Gaganendranath Tagore

A self-taught artist, Gaganendranath Tagore, Abanindranath’s brother, was one of the first modern painters of India, learning Japanese brushwork from Kakuzo Okakura and other visiting Japanese artists. Beginning to paint rather late in life at the age of thirty-eight, he played an important role in the establishment of the Indian Society of Oriental Art, Calcutta, in 1907. In his early artistic life, he painted Puri landscapes, portraits and other figurative sketches, scenes from Calcutta and illustrations for Rabindranath Tagore’s Jeevansmriti, consisting of his own early works SibuKirtania and Crows.

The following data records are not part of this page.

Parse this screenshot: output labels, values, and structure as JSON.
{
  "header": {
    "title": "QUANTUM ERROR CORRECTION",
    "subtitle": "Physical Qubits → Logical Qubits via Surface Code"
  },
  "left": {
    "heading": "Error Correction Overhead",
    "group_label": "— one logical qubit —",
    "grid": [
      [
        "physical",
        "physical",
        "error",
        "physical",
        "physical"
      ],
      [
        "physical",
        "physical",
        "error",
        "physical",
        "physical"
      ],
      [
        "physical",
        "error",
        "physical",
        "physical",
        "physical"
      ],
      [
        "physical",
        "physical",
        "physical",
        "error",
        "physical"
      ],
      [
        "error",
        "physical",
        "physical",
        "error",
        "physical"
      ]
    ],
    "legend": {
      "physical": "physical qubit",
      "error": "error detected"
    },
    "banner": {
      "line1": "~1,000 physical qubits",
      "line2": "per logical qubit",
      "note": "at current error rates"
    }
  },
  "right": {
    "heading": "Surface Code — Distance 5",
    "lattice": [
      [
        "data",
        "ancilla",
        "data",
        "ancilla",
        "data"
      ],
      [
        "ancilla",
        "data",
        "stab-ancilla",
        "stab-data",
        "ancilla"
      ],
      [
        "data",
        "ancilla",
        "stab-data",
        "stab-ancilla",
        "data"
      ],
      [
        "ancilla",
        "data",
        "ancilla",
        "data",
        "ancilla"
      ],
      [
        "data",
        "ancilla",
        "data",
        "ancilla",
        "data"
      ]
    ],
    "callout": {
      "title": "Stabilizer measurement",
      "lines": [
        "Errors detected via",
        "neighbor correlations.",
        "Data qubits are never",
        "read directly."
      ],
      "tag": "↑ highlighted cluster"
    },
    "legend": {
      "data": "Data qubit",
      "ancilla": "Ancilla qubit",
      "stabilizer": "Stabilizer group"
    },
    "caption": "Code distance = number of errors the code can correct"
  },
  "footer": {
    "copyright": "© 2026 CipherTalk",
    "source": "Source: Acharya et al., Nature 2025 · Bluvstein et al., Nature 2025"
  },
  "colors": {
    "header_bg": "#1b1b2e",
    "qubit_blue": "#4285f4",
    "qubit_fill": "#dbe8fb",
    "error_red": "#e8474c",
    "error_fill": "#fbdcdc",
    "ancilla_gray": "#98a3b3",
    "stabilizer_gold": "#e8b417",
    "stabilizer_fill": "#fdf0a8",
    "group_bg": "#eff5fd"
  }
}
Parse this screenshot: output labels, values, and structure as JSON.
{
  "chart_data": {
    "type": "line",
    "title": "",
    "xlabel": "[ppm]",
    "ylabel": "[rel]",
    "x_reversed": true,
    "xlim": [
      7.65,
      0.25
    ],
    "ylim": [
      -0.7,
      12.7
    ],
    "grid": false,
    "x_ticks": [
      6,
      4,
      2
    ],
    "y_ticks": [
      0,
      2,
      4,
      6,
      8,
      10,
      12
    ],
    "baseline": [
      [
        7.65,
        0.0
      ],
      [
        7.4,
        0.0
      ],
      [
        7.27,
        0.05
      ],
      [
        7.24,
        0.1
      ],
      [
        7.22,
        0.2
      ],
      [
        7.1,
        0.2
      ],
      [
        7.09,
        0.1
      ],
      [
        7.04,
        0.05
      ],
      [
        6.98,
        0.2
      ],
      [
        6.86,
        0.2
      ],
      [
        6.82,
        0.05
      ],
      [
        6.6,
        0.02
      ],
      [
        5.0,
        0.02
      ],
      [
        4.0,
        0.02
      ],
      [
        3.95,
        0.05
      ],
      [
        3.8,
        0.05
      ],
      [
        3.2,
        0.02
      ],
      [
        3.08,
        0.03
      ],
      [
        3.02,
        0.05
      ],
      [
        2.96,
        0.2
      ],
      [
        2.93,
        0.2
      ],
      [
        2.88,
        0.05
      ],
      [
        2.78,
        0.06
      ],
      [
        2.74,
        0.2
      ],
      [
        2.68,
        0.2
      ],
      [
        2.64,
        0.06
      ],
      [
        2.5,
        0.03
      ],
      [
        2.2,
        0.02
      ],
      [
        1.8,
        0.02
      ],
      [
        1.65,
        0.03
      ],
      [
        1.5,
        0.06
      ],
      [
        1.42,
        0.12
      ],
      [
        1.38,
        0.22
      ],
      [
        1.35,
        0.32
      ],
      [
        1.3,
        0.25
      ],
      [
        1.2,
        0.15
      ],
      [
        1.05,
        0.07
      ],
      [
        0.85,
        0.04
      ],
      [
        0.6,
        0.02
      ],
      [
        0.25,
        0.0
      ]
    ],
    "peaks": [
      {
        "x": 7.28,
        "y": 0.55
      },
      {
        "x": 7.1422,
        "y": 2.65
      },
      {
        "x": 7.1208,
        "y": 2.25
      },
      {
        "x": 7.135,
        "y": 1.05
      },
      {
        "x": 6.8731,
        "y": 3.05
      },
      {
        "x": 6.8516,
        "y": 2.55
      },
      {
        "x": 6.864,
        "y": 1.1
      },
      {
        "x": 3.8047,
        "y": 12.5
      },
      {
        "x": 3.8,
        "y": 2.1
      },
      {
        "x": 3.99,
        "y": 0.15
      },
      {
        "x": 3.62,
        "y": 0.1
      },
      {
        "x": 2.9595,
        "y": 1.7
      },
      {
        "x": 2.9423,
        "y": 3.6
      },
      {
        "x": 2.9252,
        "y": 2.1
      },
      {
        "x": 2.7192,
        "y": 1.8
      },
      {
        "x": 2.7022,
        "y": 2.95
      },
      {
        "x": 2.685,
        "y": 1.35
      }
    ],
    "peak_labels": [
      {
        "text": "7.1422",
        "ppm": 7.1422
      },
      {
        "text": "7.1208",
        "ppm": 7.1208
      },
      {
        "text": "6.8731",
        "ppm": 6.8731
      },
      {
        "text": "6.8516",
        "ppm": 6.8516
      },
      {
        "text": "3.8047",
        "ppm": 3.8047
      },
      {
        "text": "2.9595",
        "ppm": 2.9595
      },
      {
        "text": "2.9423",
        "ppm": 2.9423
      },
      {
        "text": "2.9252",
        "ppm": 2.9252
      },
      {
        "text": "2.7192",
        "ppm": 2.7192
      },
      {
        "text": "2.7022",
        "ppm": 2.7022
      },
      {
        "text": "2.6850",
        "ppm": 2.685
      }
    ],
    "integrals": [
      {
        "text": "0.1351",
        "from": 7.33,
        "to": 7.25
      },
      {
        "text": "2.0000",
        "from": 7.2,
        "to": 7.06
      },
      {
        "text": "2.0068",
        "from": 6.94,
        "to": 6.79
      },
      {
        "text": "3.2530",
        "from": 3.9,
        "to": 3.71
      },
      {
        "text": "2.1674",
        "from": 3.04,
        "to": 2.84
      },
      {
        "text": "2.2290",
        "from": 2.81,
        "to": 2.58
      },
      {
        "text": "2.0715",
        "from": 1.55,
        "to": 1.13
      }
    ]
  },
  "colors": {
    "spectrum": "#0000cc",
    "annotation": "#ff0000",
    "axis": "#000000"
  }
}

In 1914, six of his works were sent to London and then to the Pavilion Marson exhibition in Paris. It was after this that he introduced cubism in his works. He is known for the portfolio of cartoons Birupa Bajra, a merciless satire of contemporary Bengal society, and the witty caricatures of Adbhut Lok, published as Realm of the Absurd. The 1923 exhibition of his works in Berlin and Hamburg received praise from German critics for his modernistic outlook, expressionist tendencies and dynamic presentation of space. Tagore’s images are neither abstract nor archaic, he used form as a medium to communicate and emphasised the structural quality in his works through semi-abstraction.